Latency is a trust problem
In a traditional product, slowness is inconvenient. In an agentic product, slowness can feel threatening.
When search results take three seconds, users assume the system is processing. When an agent takes three seconds, users fill the silence with doubt.
Is it still running? Did it understand what I asked? Is something wrong?
The silence is the design problem.
An agentic system that takes time to do real work must communicate that it is working — not just show a spinner. Skeleton states, interim signals such as "reviewing your history…" or "comparing this to similar profiles…", and progressive disclosure of partial results all serve the same function: they turn wait time from doubt into evidence of effort.
This is not cosmetic polish. It is trust architecture.
The first surface is an identity signal
In traditional products, users form their view of the product through repeated use. A bad search result is a data point.
In agentic products, the first result is a statement.
When an agent that "understands your career goals" makes its first recommendation, users judge whether the system understands who they are. A poor first match does not read as a relevance failure. It reads as a comprehension failure.
The user's mental model of the agent's ability is set in that first interaction, and it is hard to repair from a bad start.
That means first-interaction design for agentic products deserves extra care. Not just in the quality of the output, but in how the system explains what it is doing with the intent it has been given, and how the user can correct it immediately.
What agentic UX is not
Two comparisons come up often and need to be separated.
Agentic UX is not personalisation. Personalisation changes what the user sees. Agentic UX changes what the product does. A personalised feed sorts and filters based on past behaviour. An agentic product can capture new intent, monitor on the user's behalf, explain its reasoning and act with consent. The interaction layer is different in kind.
Agentic UX is not chatbot UX. Chat is a modality. Agentic capability is a system property. A feed, inbox, planner or notification surface can all be agentic when the agent is doing work in the background and the interface is how the user reviews that work. The most important agentic interactions in a product may never involve a text input.
A practical starting point
If you are designing for agentic systems, start with three questions:
- Which pattern are you designing for: elicitation, delegation or sense-making?
- What room to act are you giving the agent, and what needs explicit user consent?
- How does the user correct the system when it is wrong, and how fast can they do it?
The broader principles will follow from those answers. But the patterns are the place to start. They tell you which design problems are actually in front of you.
FAQ
What is agentic UX?
Agentic UX is the design of product experiences where AI or automated systems can take goal-led action for a user, while still giving the user clear control.
Is agentic UX the same as AI UX?
No.
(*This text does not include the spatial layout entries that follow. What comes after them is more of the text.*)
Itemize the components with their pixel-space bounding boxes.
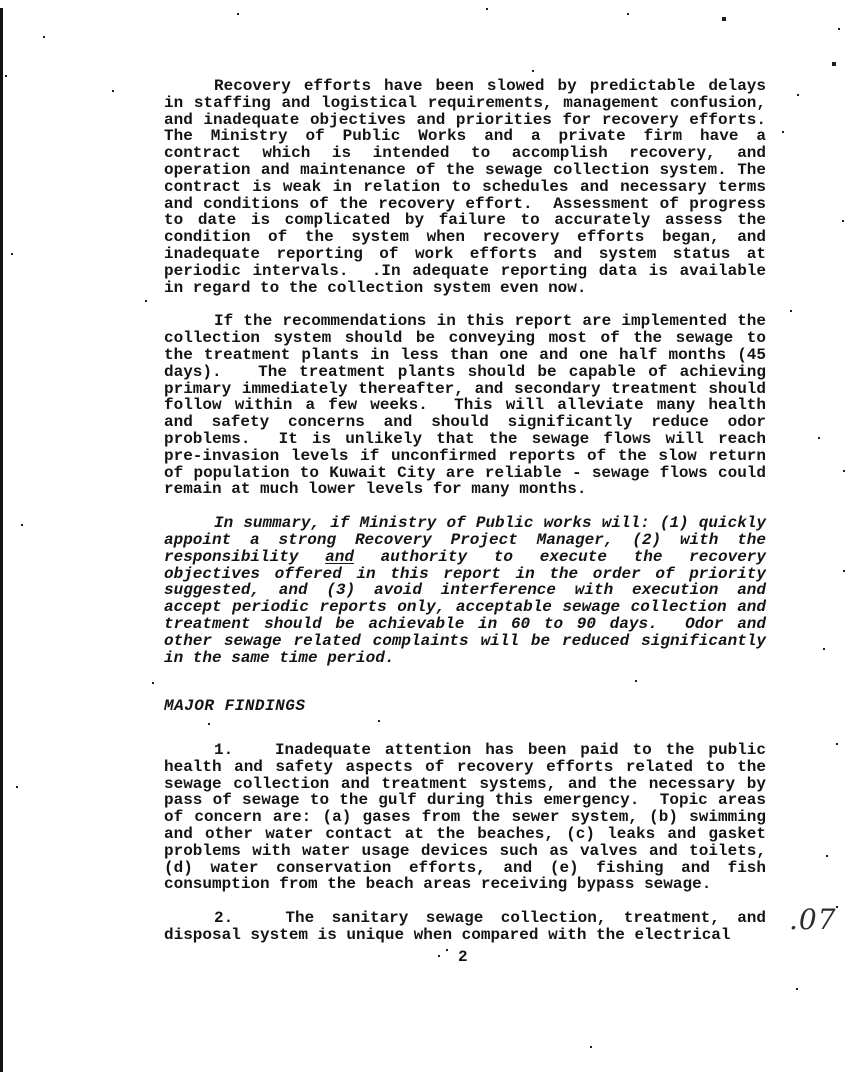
document-body: [164, 78, 766, 961]
page-stamp: .07: [789, 903, 837, 936]
paragraph-recovery-efforts: Recovery efforts have been slowed by predictable delays in staffing and logistical requirements, management confusion, and inadequate objectives and priorities for recovery efforts. The Ministry of Public Works and a private firm have a contract which is intended to accomplish recovery, and operation and maintenance of the sewage collection system. The contract is weak in relation to schedules and necessary terms and conditions of the recovery effort. Assessment of progress to date is complicated by failure to accurately assess the condition of the system when recovery efforts began, and inadequate reporting of work efforts and system status at periodic intervals. .In adequate reporting data is available in regard to the collection system even now.: [164, 77, 766, 297]
finding-item-1: 1. Inadequate attention has been paid to the public health and safety aspects of recovery efforts related to the sewage collection and treatment systems, and the necessary by pass of sewage to the gulf during this emergency. Topic areas of concern are: (a) gases from the sewer system, (b) swimming and other water contact at the beaches, (c) leaks and gasket problems with water usage devices such as valves and toilets, (d) water conservation efforts, and (e) fishing and fish consumption from the beach areas receiving bypass sewage.: [164, 741, 766, 894]
summary-text-post: authority to execute the recovery objectives offered in this report in the order of priority suggested, and (3) avoid interference with execution and accept periodic reports only, acceptable sewage collection and treatment should be achievable in 60 to 90 days. Odor and other sewage related complaints will be reduced significantly in the same time period.: [164, 547, 766, 667]
page-number: 2: [458, 948, 468, 966]
paragraph-summary: [164, 515, 766, 666]
paragraph-recommendations: If the recommendations in this report are implemented the collection system should be conveying most of the sewage to the treatment plants in less than one and one half months (45 days). The treatment plants should be capable of achieving primary immediately thereafter, and secondary treatment should follow within a few weeks. This will alleviate many health and safety concerns and should significantly reduce odor problems. It is unlikely that the sewage flows will reach pre-invasion levels if unconfirmed reports of the slow return of population to Kuwait City are reliable - sewage flows could remain at much lower levels for many months.: [164, 312, 766, 499]
scan-edge-line: [0, 8, 3, 1072]
finding-item-2: 2. The sanitary sewage collection, treatment, and disposal system is unique when compared with the electrical: [164, 909, 766, 945]
summary-text-pre: In summary, if Ministry of Public works will: (1) quickly appoint a strong Recovery Project Manager, (2) with the responsibility: [164, 514, 766, 566]
major-findings-heading: MAJOR FINDINGS: [164, 697, 306, 716]
scan-noise-specks: [0, 0, 2, 2]
summary-underlined-and: and: [325, 547, 354, 566]
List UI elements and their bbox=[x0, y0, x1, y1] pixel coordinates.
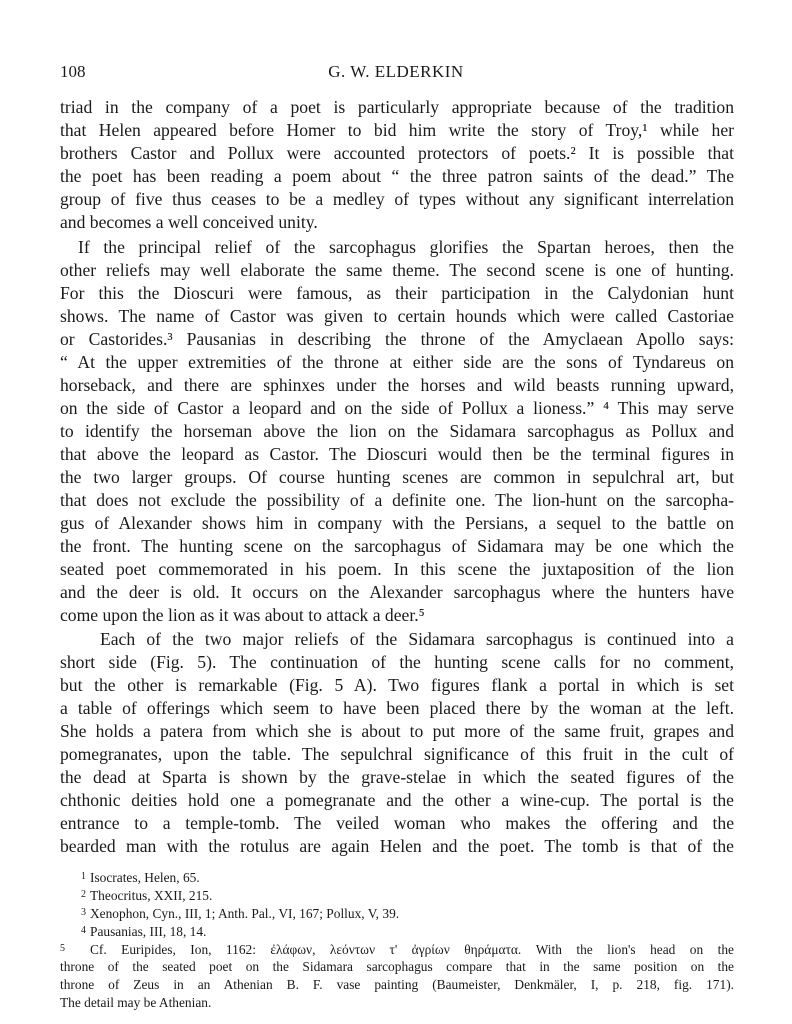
body-line: short side (Fig. 5). The continuation of the hunting scene calls for no comment, bbox=[60, 652, 734, 672]
body-line: the front. The hunting scene on the sarcophagus of Sidamara may be one which the bbox=[60, 536, 734, 556]
footnote-number: 4 bbox=[81, 925, 86, 936]
body-line: horseback, and there are sphinxes under the horses and wild beasts running upward, bbox=[60, 375, 734, 395]
body-line: a table of offerings which seem to have been placed there by the woman at the left. bbox=[60, 698, 734, 718]
body-line: or Castorides.³ Pausanias in describing the throne of the Amyclaean Apollo says: bbox=[60, 329, 734, 349]
body-line: seated poet commemorated in his poem. In this scene the juxtaposition of the lion bbox=[60, 559, 734, 579]
footnote bbox=[60, 940, 734, 958]
body-line: and becomes a well conceived unity. bbox=[60, 212, 318, 232]
footnote-number: 2 bbox=[81, 889, 86, 900]
footnote-text: Theocritus, XXII, 215. bbox=[90, 888, 213, 903]
body-line: to identify the horseman above the lion on the Sidamara sarcophagus as Pollux and bbox=[60, 421, 734, 441]
body-line: shows. The name of Castor was given to certain hounds which were called Castoriae bbox=[60, 306, 734, 326]
paragraph-first-line: Each of the two major reliefs of the Sidamara sarcophagus is continued into a bbox=[100, 629, 734, 649]
footnote-continuation: The detail may be Athenian. bbox=[60, 995, 212, 1010]
footnote-number: 3 bbox=[81, 907, 86, 918]
paragraph-first-line: If the principal relief of the sarcophagus glorifies the Spartan heroes, then the bbox=[78, 237, 734, 257]
body-line: and the deer is old. It occurs on the Alexander sarcophagus where the hunters have bbox=[60, 582, 734, 602]
footnote-text: Pausanias, III, 18, 14. bbox=[90, 924, 207, 939]
footnote-continuation: throne of Zeus in an Athenian B. F. vase painting (Baumeister, Denkmäler, I, p. 218, fig. 171). bbox=[60, 977, 734, 992]
footnote-text: Cf. Euripides, Ion, 1162: ἐλάφων, λεόντων τ' ἀγρίων θηράματα. With the lion's head on the bbox=[90, 942, 734, 957]
footnote-continuation: throne of the seated poet on the Sidamara sarcophagus compare that in the same position on the bbox=[60, 959, 734, 974]
body-line: on the side of Castor a leopard and on the side of Pollux a lioness.” ⁴ This may serve bbox=[60, 398, 734, 418]
footnote-text: Isocrates, Helen, 65. bbox=[90, 870, 200, 885]
body-line: other reliefs may well elaborate the same theme. The second scene is one of hunting. bbox=[60, 260, 734, 280]
body-line: that above the leopard as Castor. The Dioscuri would then be the terminal figures in bbox=[60, 444, 734, 464]
body-line: She holds a patera from which she is about to put more of the same fruit, grapes and bbox=[60, 721, 734, 741]
page-header bbox=[60, 62, 732, 86]
footnote bbox=[60, 886, 734, 904]
body-line: bearded man with the rotulus are again Helen and the poet. The tomb is that of the bbox=[60, 836, 734, 856]
page-number: 108 bbox=[60, 62, 86, 81]
body-line: the two larger groups. Of course hunting scenes are common in sepulchral art, but bbox=[60, 467, 734, 487]
footnote-number: 1 bbox=[81, 871, 86, 882]
body-line: pomegranates, upon the table. The sepulchral significance of this fruit in the cult of bbox=[60, 744, 734, 764]
footnote bbox=[60, 922, 734, 940]
body-line: brothers Castor and Pollux were accounted protectors of poets.² It is possible that bbox=[60, 143, 734, 163]
footnote bbox=[60, 904, 734, 922]
body-line: that does not exclude the possibility of a definite one. The lion-hunt on the sarcopha- bbox=[60, 490, 734, 510]
body-line: that Helen appeared before Homer to bid him write the story of Troy,¹ while her bbox=[60, 120, 734, 140]
body-line: entrance to a temple-tomb. The veiled woman who makes the offering and the bbox=[60, 813, 734, 833]
footnote-number: 5 bbox=[60, 943, 65, 954]
body-line: come upon the lion as it was about to attack a deer.⁵ bbox=[60, 605, 425, 625]
body-line: “ At the upper extremities of the throne at either side are the sons of Tyndareus on bbox=[60, 352, 734, 372]
body-line: gus of Alexander shows him in company with the Persians, a sequel to the battle on bbox=[60, 513, 734, 533]
body-line: group of five thus ceases to be a medley of types without any significant interrelation bbox=[60, 189, 734, 209]
body-line: triad in the company of a poet is particularly appropriate because of the tradition bbox=[60, 97, 734, 117]
body-line: but the other is remarkable (Fig. 5 A). Two figures flank a portal in which is set bbox=[60, 675, 734, 695]
footnote-text: Xenophon, Cyn., III, 1; Anth. Pal., VI, 167; Pollux, V, 39. bbox=[90, 906, 400, 921]
body-line: the dead at Sparta is shown by the grave-stelae in which the seated figures of the bbox=[60, 767, 734, 787]
body-line: For this the Dioscuri were famous, as their participation in the Calydonian hunt bbox=[60, 283, 734, 303]
body-line: chthonic deities hold one a pomegranate and the other a wine-cup. The portal is the bbox=[60, 790, 734, 810]
running-title: G. W. ELDERKIN bbox=[328, 62, 464, 81]
body-line: the poet has been reading a poem about “ the three patron saints of the dead.” The bbox=[60, 166, 734, 186]
footnote bbox=[60, 868, 734, 886]
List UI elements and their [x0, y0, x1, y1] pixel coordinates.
AI UX is a broader term for designing user experiences with AI. Agentic UX is a more specific type of AI UX where the system can plan, suggest, act or adapt on behalf of the user.
Is agentic UX just personalisation?
No. Personalisation changes what content or options a user sees. Agentic UX gives the system some ability to help carry out the task itself.
Does agentic UX need a chatbot?
No. Chat can be part of agentic UX, but it is not required. Feeds, forms, dashboards, planners and workflows can all be agentic if the system can act towards a user goal.
What are examples of agentic UX?
Examples include AI job matching, travel planning tools, coding agents, inbox assistants, sales assistants, support tools and shopping agents. The common thread is that the system does more than display information: it helps move the task forward.
What is the main risk of agentic UX?
The main risk is loss of user control. If the system acts without clear consent, explains itself poorly or learns the wrong thing, users may stop trusting it.
About the author
Richard Simms is Principal Product Designer at SEEK, where he leads design for the Career Discovery Agent and Career Feed. He also builds Sentiuma — a personal AI knowledge infrastructure layer.